We'll be there in half a shake."
"No," replied Bressant, after a mental conflict as violent as it was
brief; "I'll lead the horse myself." The only pleasure now left to this
young man was to insult and torture himself to the utmost of his
ingenuity. He had forfeited all right to protect or care for Sophie, and
it was with a savage satisfaction that he resigned it to Bill Reynolds,
as being the worthier and better man. It was the quixoticism of
self-degradation, but was doubtless not without some wholesome
influence.
In three minutes more they were at the Parsonage-gate. They made a
stretcher of the sleigh-robe, and carried Sophie in on it. The gate,
flapping-to behind them, sounded like a fretful and querulous complaint.
As they mounted the porch-steps, which creaked and crackled beneath
their weight, the door was opened by Cornelia, in her travelling-dress.

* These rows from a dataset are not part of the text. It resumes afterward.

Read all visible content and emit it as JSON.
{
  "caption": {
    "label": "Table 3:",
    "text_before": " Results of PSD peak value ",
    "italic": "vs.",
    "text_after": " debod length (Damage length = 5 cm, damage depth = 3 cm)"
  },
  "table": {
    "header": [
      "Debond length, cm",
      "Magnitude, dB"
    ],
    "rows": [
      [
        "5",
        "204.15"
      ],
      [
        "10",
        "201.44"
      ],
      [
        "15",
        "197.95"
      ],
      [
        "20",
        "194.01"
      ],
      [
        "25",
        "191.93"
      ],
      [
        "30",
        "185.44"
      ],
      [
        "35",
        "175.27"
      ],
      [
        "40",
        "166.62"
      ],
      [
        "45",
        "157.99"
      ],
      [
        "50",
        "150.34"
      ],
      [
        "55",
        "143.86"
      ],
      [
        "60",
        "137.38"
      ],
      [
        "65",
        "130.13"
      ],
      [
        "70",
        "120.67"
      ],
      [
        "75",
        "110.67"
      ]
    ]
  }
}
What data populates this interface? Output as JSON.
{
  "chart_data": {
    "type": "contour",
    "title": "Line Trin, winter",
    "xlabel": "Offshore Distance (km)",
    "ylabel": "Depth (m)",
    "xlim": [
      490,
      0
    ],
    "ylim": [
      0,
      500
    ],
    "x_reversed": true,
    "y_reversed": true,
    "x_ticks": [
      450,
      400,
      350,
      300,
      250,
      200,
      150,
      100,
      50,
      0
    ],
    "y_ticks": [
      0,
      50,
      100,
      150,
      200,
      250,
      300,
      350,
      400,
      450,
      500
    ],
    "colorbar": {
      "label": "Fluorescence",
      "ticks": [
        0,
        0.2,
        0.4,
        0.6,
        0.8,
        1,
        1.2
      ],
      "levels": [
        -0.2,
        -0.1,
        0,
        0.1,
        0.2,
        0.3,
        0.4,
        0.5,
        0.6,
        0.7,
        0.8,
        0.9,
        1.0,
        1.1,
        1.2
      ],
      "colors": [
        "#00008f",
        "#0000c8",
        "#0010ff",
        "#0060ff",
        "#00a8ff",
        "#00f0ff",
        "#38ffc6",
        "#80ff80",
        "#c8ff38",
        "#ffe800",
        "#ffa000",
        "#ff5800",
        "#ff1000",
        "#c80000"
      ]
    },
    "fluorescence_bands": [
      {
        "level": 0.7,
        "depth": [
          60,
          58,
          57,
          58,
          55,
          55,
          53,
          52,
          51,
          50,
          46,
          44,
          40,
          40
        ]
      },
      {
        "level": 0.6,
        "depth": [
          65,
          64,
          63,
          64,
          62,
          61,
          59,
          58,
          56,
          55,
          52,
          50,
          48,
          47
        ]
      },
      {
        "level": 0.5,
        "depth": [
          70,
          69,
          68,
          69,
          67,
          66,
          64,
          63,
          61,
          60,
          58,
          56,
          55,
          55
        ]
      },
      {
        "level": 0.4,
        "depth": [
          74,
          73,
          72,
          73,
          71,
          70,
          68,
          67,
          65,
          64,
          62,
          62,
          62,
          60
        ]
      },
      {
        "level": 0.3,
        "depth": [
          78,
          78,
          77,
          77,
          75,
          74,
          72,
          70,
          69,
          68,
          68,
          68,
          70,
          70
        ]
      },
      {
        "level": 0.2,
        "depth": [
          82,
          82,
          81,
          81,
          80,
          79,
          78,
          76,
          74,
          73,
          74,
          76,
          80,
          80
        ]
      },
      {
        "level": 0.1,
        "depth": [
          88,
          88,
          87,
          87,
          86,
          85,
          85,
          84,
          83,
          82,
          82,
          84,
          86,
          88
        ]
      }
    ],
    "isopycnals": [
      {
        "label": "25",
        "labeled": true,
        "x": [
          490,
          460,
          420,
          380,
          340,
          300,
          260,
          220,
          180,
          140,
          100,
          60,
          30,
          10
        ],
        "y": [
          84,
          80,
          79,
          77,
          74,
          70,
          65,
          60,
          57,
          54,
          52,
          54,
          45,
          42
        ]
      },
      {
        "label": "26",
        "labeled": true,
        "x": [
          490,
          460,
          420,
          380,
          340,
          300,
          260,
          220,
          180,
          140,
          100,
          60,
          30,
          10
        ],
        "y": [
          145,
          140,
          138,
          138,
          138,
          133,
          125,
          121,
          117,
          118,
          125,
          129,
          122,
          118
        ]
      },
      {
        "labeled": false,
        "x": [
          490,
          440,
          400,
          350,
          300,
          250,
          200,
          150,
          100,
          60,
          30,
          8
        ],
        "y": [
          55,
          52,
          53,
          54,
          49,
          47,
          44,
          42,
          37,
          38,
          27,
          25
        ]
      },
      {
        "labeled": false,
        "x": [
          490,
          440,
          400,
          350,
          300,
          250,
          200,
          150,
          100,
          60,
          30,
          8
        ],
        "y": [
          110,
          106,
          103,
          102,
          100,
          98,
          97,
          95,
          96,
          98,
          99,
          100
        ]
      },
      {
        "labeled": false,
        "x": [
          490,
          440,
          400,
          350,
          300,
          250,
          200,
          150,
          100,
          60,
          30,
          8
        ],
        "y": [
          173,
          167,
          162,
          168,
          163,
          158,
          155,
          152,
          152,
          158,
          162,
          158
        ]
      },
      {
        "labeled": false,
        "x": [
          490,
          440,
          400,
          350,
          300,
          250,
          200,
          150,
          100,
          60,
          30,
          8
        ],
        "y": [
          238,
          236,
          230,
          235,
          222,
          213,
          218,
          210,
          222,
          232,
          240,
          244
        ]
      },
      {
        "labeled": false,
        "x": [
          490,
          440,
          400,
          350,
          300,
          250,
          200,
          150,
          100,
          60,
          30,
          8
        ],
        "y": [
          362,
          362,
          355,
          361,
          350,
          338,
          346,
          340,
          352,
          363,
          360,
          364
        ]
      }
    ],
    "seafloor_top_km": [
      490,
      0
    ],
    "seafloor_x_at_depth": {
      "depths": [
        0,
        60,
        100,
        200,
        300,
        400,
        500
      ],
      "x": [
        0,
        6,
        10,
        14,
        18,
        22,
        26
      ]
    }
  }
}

Her face expressed so vividly the unspeakable horror which she felt as
her eyes rested on her sister's half-opened lids, that Bressant, seeing
it, was stricken anew with the perception of his own misery. As Cornelia
looked up from the pure and innocent features--which never had worn an
awful and forbidding expression until now, when all power of expression
was gone--her glance and Bressant's met; but, after a moment's
encounter, both dropped their eyes, with an involuntary shudder.